In case you are interested in a deeper dive into the results without actually going through the trouble of reproducing them yourself, visit the reproduce/archived_results folder where we stored the final results of presented methods per class or per task along with the details of performance of each of the selected best epochs in csv files. Moreover, in the additional experiment folders you can also find logs of training, segmentation, and clustering, as well as full evaluation of the best epoch on the test tomogram. Most importantly, all the figures are stored in the figures.ipynb file and can be just viewed without running anything.


Reproducing the results from the paper 🚀

Prepare the environment

Use the following Conda environment:
ENVIRONMENT_FILENAME: environment-reproduce.yml
ENVIRONMENT_NAME: faketREPRODUCE

The original experiments were done on a headless server with the following specifications:
OS Version: Ubuntu 20.04.3 LTS
NVIDIA Driver Versions: 510.47.03 and 510.85.02
CUDA Version: 11.6
GPU Model: 8x NVIDIA A100-SXM4 40GB

Prepare the data

  1. Create data/shrec2021_extended_dataset folder.
  2. Download shrec2021_original_groundtruth.zip and shrec2021_full_dataset.zip files into it from here.
  3. Extract the shrec2021_original_groundtruth.zip first.
  4. Rename all model_x/groundtruth.mrc to model_x/groundtruth_unbinned.mrc.
  5. Extract the shrec2021_full_dataset.zip into the same directory.

The original_groundtruth zip contains 3 additional files per tomogram:

  • grandmodel.mrc - Unbinned ground truth (1024, 1024, 1024), be aware of the name collision with grandmodel.mrc from full_dataset.
  • noisefree_projections.mrc - Projections of grandmodel embedded in ice (61, 1024, 1024).
  • projections.mrc - Projections with noise before CTF scaling (61, 1024, 1024).

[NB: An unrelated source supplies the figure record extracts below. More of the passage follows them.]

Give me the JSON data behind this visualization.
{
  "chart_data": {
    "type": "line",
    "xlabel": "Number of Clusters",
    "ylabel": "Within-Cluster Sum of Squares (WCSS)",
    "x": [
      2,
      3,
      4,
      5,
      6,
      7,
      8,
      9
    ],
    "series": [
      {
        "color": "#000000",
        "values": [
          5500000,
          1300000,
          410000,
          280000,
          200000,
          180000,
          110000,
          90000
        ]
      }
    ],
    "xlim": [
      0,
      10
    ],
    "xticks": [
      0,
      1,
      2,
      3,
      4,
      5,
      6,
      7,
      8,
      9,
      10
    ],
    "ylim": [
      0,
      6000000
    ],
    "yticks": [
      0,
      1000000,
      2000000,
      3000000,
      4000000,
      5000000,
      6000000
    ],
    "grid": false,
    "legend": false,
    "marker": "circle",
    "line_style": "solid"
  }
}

For even more info go to shrec webpage or DOI 10.2312/3dor.20211307.

Follow the steps in main.ipynb

To reproduce all the results presented in the paper, activate the conda environment created in Section Install, run JupyterLab (which is already available in the Conda environment) and follow the instructions within the main.ipynb. Please note, that creating the data modalities is going to be reasonably fast, but it will take a lot of time to run all the evaluation experiments using the DeepFinder. For submission of jobs we have used the SLURM submission system. Some of the steps can be run directly within the main.ipynb notebook itself, however, many are submitted to SLURM via SBATCH scripts, therefore it is beneficial if you have SLURM installed and you know how to use it. It is not necessary to submit jobs via SLURM to reproduce our results, however, our code assumes it. The exact .sbatch commands we have issued to produce the results in the paper are stored in the reproduce folder.

Follow the steps in figures.ipynb

After all the steps (creating projections, NST, computing reconstructions, training DeepFinder, segmentation, clustering, evaluation) from main.ipynb were executed successfully, it is time to visualize the data and the results. Follow the instructions in figures.ipynb to produce all the figures and data for the tables presented in the paper.